Wydawcy blokują możliwość korzystania ze swoich treści firmie od prasówek
Stowarzyszenie Wydawców Repropol uzyskało zabezpieczenie roszczeń przeciwko spółce Press-Service Monitoring Mediów, która sprzedaje swoim klientom przeglądy prasy.

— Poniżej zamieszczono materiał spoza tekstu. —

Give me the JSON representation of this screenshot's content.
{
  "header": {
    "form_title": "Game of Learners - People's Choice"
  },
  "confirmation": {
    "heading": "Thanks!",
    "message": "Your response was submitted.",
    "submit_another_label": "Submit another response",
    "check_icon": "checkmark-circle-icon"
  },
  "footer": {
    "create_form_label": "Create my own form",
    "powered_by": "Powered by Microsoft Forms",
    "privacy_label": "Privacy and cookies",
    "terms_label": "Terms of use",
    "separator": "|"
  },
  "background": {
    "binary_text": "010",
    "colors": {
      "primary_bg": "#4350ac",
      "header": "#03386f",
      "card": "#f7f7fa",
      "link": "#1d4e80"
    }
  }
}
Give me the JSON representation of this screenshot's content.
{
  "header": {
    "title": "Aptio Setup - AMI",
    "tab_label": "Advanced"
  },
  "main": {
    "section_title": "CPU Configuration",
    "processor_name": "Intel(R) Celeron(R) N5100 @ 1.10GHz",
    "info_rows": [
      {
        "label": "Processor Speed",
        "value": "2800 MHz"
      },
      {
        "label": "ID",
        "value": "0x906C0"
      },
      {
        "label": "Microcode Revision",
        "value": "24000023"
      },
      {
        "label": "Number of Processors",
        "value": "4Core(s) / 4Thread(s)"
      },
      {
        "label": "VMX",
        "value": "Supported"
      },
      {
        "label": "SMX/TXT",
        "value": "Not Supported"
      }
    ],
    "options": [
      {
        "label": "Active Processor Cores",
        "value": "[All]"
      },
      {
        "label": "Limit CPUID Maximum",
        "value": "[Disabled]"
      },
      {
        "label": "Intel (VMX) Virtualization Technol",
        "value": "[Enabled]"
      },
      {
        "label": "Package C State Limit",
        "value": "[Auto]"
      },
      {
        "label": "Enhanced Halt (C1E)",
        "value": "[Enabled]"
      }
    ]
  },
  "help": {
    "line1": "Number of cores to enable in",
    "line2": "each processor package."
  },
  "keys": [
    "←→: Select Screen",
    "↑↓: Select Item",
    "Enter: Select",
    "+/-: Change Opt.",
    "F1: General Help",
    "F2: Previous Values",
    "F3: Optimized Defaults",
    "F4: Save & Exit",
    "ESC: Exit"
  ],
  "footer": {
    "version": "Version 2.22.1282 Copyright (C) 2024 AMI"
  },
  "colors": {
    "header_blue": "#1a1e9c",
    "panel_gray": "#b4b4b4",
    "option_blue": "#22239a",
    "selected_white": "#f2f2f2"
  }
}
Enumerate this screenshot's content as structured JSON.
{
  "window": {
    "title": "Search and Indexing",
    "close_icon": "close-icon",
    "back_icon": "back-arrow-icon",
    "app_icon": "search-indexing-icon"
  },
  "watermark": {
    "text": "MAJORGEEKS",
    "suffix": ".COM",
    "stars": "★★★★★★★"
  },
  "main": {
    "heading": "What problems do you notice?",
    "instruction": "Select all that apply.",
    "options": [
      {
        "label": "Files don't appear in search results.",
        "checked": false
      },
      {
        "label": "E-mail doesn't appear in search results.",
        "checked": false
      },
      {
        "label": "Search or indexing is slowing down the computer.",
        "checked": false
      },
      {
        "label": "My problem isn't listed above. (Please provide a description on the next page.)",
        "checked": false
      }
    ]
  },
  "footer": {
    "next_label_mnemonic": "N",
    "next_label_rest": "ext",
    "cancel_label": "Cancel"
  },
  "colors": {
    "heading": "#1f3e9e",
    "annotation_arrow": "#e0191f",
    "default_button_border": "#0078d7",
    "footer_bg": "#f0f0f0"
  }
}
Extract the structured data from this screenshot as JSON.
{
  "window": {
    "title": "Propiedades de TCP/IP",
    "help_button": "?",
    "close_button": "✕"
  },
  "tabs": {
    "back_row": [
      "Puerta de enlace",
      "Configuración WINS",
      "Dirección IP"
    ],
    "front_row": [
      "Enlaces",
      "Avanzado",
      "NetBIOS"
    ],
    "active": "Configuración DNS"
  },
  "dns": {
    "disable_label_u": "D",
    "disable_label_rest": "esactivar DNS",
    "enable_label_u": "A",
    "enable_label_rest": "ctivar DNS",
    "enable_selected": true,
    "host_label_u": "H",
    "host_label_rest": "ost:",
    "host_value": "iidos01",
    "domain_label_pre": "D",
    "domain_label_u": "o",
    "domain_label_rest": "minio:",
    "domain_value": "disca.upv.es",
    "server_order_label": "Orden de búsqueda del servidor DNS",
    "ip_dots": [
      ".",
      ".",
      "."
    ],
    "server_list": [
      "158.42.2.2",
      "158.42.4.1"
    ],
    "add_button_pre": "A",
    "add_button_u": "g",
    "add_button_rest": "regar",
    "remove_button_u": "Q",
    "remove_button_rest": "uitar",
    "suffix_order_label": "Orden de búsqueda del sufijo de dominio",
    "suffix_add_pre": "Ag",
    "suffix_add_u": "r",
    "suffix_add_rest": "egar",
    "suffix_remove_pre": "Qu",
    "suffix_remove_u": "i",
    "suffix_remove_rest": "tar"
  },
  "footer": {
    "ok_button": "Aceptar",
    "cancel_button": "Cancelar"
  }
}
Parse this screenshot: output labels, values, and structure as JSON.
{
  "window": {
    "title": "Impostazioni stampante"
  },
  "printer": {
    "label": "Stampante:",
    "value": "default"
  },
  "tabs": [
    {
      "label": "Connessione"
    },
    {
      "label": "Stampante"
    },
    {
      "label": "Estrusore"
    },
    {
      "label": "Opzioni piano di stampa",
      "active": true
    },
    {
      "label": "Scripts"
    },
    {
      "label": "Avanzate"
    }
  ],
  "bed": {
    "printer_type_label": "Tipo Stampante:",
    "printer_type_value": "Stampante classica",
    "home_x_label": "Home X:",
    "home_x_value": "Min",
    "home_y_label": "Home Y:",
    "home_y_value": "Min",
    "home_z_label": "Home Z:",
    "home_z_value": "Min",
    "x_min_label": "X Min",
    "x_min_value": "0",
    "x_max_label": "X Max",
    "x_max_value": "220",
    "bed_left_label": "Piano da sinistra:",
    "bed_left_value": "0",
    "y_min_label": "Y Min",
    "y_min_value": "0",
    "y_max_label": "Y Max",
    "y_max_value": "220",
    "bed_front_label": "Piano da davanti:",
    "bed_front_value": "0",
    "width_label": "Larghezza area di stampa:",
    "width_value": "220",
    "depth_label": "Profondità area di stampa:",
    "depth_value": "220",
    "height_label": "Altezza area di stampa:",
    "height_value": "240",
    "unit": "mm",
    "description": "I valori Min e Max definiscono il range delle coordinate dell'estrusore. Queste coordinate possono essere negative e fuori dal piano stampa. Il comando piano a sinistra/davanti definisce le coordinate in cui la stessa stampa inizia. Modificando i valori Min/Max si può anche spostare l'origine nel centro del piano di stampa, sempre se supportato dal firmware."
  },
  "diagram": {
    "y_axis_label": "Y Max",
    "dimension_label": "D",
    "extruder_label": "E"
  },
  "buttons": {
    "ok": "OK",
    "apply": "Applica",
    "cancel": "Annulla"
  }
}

To efekt trwającego od roku sporu Repropolu (reprezentuje interesy ponad 20 polskich wydawców) z Press-Service. Spółka jest jedną z dwóch firm, która nie ma podpisanej z Repropolem umowy licencyjnej pozwalającej na korzystanie z artykułów pism wydawców zrzeszonych w tym stowarzyszeniu. Drugą firmą jest Instytut Monitorowania Mediów. Wydawcy uważają, że w związku z tym firmy zajmujące się monitoringiem mediów nie mogą korzystać z ich treści przy świadczeniu swoich usług. W październiku ub.r. stowarzyszenie zaproponowało spółce Press-Service podpisanie odpowiedniej umowy. Press-Service nie miał takiego zamiaru, więc wydawcy wystąpili do Sądu Okręgowego w Poznaniu o zabezpieczenie roszczeń. ”Sąd zobowiązał Press-Service do zaniechania zwielokrotniania i rozpowszechniania przedmiotów praw wyłącznych reprezentowanych przez SW REPROPOL na czas trwania postępowania (…). W praktyce chodzi o artykuły prasowe, które spółka Press-Service udostępnia swym klientom w ramach usługi monitoringu mediów” – napisali przedstawiciele stowarzyszenia w komunikacie. Postanowienie sądu nie jest prawomocne, a Repropol ma dwa tygodnie na wystąpienie z powództwem. Zarząd firmy Press-Service zaznacza, że to spodziewana konsekwencja niepogodzenia się przez stowarzyszenie z jej argumentacją o legalnej działalności spółki jako agencji informacyjnej oraz ośrodka analiz i dokumentacji prasowej. ”Press-Service stanowczo i konsekwentnie pozostaje przy swoim stanowisku, że w świetle obowiązującego prawa roszczenia SW Repropol są całkowicie nieuzasadnione” – podkreślano w oficjalnym oświadczeniu. Decyzja o dalszych działaniach spółki w tej sprawie zostanie podjęta po konsultacji z kancelarią prawną. Wydawcy wciąż mają jednak nadzieję, że możliwe będzie rozwiązanie konfliktu w drodze ugody.(SK, 14.02.2011)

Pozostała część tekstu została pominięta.